When a sheep is sheared – with no harm to the sheep – the wool gets collected and cleaned in hot water. The lanolin is extracted and purified, removing dirt and debris until the final product is purified and fit for topical use. In its final phase, lanolin is a soft, yellow color. Lanolin has been a part of human skincare for centuries. As far back as the ancient Greeks, people discovered that a wonderful, waxy substance emerged when they boiled sheep's wool. Ever since, it's been a vital part of cosmetic and skin-related care.

The benefits of lanolin

Lanolin tends to be at its best when people use it for dry, flaky skin. The hydrating, creamy product softens and soothes cracked, dehydrated skin effectively, and is lighter than other heavy-duty moisturizers. No wonder lanolin is a winter time favorite. Lanolin is not only an emollient, which makes the skin softer; it also has the capacity to keep moisture under the skin, making it an occlusive as well. Because of this, it's a popular product in moisturizers, eye creams, and body lotions. ​​"It is widely prevalent in skincare for its emollient and film-forming properties as it has a waxy feel to it," cosmetic chemist Shilpi Jain, MS, told Byrdie. "It has been used for its moisturizing, soothing, humectant, and emulsifying properties in thick creams for face and body." With hydrated skin, lanolin can reduce the appearance of fine lines and wrinkles. The Face Base Lanolin + Vitamin E Day Cream by Lano is a perfect choice.

Lanolin is also a favorite for breastfeeding mothers, as it helps heal any chapped skin around the nipples. It's also a favorite ingredient in makeup removers, since it cleanses the skin without stripping it or leaving it dry. You can even use lanolin for hair and scalp care. Before shampooing, warm up a dime-sized amount of lanolin and massage it into your scalp.

Those with acne-prone skin might steer clear of lanolin

While lanolin is amazing for dehydrated skin, it's not necessarily a perfect choice for all skin types. It is comedogenic, meaning it can clog pores, resulting in blackheads and acne. So if you are already quite oily or prone to these kinds of skin conditions, lanolin isn't going to be your best bet. "If you have blocked pores or problem skin, I would avoid using any products containing lanolin on your skin," Maryam Zamani, MD, told Byrdie. It can be too greasy if your skin already heads in that direction. Also, since it's derived from sheep's wool, if you're allergic to wool, you need to steer clear.

On the topic of sheep's wool, lanolin isn't vegan, since it's an animal by-product. Sheep aren't hurt in the process of shearing, but for those who prefer to use vegan skincare products, lanolin isn't going to be your best choice.
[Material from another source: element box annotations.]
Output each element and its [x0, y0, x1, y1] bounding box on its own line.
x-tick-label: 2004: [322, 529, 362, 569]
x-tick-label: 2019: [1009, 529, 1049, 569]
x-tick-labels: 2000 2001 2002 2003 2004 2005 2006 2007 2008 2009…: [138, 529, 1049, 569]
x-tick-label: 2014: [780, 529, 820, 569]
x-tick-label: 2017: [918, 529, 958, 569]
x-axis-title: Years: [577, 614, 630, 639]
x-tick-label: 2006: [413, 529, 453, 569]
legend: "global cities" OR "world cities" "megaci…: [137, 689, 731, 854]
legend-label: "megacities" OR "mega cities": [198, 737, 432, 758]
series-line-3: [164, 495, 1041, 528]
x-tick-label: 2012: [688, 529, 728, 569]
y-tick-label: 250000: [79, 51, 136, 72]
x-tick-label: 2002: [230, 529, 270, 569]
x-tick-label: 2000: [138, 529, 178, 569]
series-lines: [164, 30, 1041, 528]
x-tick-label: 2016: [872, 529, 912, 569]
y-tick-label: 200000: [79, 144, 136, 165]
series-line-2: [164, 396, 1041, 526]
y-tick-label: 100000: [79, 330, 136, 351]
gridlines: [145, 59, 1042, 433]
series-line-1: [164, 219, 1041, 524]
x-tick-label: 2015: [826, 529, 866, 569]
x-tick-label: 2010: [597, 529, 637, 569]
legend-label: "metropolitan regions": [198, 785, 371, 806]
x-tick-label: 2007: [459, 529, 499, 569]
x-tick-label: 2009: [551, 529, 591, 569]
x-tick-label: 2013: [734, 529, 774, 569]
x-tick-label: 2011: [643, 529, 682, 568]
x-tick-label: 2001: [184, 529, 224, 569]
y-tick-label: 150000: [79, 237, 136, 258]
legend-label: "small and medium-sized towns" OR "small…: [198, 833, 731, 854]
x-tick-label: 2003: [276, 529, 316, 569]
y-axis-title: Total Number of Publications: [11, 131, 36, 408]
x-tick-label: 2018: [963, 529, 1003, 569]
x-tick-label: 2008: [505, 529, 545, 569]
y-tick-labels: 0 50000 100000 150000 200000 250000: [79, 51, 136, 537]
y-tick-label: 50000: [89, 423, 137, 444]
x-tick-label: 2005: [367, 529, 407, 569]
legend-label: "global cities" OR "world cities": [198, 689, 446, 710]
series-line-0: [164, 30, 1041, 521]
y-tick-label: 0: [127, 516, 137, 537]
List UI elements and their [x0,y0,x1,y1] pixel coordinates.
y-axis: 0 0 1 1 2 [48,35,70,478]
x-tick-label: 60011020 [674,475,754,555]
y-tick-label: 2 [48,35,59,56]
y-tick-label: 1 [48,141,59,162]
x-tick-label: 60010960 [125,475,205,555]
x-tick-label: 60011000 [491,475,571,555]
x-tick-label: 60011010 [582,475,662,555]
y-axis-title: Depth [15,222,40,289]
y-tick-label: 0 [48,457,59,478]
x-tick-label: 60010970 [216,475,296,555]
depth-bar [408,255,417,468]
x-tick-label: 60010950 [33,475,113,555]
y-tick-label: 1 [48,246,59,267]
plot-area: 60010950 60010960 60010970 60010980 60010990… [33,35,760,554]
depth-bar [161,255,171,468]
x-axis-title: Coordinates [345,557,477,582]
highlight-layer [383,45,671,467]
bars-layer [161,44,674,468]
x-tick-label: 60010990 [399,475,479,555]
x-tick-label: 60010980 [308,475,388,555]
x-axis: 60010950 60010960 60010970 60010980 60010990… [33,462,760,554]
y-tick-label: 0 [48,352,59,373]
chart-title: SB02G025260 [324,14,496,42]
People can also have allergic reactions to it. "Lanolin Alcohol is the primary ingredient used in skincare," cosmetic chemist Shilpi Jain, MS, told Byrdie. "It is mostly used in medicated ointments for cracked skin, eczema, burns and scrapes and many other conditions; however, rather than healing, it can cause severe allergic reaction due to its occlusive nature and being slightly comedogenic." While lanolin has many amazing properties and is a favorite among skin care ingredients, it isn't for everyone.